Queda mal hasta decirlo, como si fuese algo a ocultar, lejos de las luces en las calles, las mesas llenas de alimentos, la euforia de los días festivos.

La Navidad genera la idea de felicidad casi de forma artificial, y cuando la ilusión choca con la realidad se produce depresión y tristeza.

Los premiados por la Lotería, la imagen de familia feliz de las películas, ese vago sentimiento del “espíritu de la Navidad” que se achaca a una solidaridad etérea y casi mágica.

La realidad que a menudo se vive son los problemas económicos, la lejanía o la muerte de los seres queridos, las rupturas amorosas y los problemas familiares. También, en esa especia de examen de conciencia que supone el cambio de año hace que se analicen las metas logradas y las no alcanzadas.

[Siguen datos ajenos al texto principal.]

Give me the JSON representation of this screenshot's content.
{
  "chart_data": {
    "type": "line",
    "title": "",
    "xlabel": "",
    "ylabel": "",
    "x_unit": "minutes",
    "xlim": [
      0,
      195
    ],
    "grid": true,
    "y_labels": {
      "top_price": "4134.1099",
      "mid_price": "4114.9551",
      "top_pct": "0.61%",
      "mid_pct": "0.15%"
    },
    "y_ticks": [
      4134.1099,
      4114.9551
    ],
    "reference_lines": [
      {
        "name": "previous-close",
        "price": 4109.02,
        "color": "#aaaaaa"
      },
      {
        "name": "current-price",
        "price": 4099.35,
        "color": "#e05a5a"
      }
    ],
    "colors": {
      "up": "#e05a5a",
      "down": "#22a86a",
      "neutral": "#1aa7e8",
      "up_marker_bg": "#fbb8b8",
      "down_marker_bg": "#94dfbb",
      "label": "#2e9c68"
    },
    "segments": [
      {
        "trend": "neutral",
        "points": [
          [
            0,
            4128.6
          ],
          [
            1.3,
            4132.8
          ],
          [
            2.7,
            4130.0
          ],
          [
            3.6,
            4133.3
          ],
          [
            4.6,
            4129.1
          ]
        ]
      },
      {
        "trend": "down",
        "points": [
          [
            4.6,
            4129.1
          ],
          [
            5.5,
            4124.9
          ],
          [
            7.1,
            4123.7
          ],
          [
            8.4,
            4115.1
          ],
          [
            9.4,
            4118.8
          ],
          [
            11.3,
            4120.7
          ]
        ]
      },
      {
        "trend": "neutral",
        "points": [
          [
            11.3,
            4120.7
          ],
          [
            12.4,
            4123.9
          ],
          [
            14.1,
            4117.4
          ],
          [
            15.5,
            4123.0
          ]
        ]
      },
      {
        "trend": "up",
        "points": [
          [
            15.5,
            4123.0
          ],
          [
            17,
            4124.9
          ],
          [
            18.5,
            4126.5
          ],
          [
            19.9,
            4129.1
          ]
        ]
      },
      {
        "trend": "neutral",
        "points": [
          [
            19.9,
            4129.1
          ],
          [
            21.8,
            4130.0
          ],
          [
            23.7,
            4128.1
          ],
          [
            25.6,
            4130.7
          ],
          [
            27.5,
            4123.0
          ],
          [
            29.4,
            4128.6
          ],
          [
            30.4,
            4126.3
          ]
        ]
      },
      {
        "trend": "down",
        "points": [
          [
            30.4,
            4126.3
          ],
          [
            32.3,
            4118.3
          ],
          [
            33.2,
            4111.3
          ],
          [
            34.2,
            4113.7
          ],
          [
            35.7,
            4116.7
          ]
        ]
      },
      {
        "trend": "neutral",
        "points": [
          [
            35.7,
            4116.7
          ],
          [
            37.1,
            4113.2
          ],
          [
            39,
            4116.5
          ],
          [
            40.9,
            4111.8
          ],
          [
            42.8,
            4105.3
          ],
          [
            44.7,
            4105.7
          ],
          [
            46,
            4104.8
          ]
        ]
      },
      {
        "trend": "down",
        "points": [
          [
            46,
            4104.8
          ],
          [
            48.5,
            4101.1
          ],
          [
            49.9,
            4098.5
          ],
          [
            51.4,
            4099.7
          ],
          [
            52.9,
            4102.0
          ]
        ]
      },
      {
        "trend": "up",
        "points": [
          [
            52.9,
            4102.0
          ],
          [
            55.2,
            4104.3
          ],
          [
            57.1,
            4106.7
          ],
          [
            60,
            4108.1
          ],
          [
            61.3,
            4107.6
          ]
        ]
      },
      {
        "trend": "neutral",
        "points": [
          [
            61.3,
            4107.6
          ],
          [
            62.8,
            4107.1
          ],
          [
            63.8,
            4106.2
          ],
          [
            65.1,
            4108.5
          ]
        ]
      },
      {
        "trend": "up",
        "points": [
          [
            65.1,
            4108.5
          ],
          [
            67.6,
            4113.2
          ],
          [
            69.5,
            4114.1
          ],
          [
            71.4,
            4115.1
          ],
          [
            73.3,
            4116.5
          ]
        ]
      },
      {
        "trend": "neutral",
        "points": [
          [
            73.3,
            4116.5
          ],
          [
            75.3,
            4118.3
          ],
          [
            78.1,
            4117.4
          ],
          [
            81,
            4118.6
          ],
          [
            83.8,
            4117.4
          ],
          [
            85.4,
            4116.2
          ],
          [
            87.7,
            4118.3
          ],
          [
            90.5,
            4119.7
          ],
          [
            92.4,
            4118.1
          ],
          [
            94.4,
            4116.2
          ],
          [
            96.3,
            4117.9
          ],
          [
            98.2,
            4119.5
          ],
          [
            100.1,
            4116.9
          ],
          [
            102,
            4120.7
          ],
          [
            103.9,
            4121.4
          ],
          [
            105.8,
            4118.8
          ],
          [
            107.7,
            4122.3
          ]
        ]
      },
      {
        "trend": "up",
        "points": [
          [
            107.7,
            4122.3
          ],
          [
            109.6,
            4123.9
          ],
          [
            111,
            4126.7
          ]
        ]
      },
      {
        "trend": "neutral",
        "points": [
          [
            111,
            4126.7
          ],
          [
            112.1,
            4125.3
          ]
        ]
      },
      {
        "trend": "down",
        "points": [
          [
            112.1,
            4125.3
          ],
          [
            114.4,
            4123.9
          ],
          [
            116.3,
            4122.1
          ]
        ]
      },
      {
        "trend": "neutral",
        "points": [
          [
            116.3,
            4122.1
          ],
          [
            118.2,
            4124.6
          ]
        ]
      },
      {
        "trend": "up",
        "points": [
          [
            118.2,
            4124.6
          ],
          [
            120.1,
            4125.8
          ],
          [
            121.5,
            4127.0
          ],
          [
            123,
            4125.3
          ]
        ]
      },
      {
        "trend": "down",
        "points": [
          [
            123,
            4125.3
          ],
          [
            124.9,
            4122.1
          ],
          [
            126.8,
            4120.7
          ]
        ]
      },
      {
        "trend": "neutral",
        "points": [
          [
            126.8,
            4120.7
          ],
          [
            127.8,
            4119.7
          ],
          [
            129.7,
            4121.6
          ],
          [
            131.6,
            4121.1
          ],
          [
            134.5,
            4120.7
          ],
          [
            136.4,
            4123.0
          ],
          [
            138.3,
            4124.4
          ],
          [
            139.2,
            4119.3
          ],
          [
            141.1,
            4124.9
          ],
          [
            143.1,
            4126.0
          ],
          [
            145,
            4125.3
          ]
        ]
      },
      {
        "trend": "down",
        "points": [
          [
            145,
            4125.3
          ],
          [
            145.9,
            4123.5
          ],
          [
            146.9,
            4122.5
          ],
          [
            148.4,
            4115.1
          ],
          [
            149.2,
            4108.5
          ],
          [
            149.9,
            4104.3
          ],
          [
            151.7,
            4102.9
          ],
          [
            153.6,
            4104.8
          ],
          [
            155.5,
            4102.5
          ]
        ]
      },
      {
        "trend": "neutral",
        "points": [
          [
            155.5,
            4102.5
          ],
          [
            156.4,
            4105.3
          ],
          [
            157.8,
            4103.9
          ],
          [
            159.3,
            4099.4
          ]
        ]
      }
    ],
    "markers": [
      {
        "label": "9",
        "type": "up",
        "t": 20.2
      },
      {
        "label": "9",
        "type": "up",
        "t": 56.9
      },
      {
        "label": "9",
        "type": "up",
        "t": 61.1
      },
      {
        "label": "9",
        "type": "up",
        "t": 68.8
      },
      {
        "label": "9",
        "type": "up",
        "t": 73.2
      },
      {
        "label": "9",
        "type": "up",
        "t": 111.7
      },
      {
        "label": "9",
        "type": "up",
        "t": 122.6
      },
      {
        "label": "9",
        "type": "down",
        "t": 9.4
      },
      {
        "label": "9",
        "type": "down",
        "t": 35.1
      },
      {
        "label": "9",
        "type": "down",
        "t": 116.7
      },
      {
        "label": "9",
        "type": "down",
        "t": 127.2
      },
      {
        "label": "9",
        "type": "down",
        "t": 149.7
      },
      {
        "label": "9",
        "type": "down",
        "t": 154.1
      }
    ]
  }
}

Ocurre como en el amor que se vende hoy en día, tan ilusorio como irreal, que a veces sólo dura eternamente durante unas horas.

Quizás nos están vendiendo una vida irreal, tan irreal como los Días (del Padre, de la Madre, de los Enamorados) cuando los padres, madres y enamorados de nuestra sociedad están cada vez más distantes de esa imagen insulsa del comercio y el marketing.

Quizás la vida auténtica, la Navidad verdadera, es aquella que pasa a nuestro lado de forma sencilla, casi inadvertida. En esa madre que cada día lucha por lo suyos. En ese padre que no flaquea  en su esfuerzo por mantener a flote a su familia. En ese hijo que a pesar de la desilusión y la desesperanza levanta la frente y llama ilusión a labrarse un futuro.

De hecho, aunque conocemos al Jesús que revolucionó la historia con su vida y su mensaje, pasó treinta navidades inadvertido para muchos, como el hijo del carpintero, posiblemente sacando adelante a su madre y hermanos tras la muerte de José. Ese Jesús también era el Hijo de Dios trabajando cada día, sin más sentido ni propósito que amar a los suyos dando su vida por ellos. Lo mismo que hizo después, sólo que –milagro de amor- hizo suyos también a sus enemigos.

Hemos olvidado esa época en la que el Hijo del Hombre vivió de espaldas a las multitudes, sin más milagro que acostarse cada noche sabiendo que había cumplido con su obligación y –suponemos- disfrutado de la sencillez de estar cerca de quienes amaba y le querían.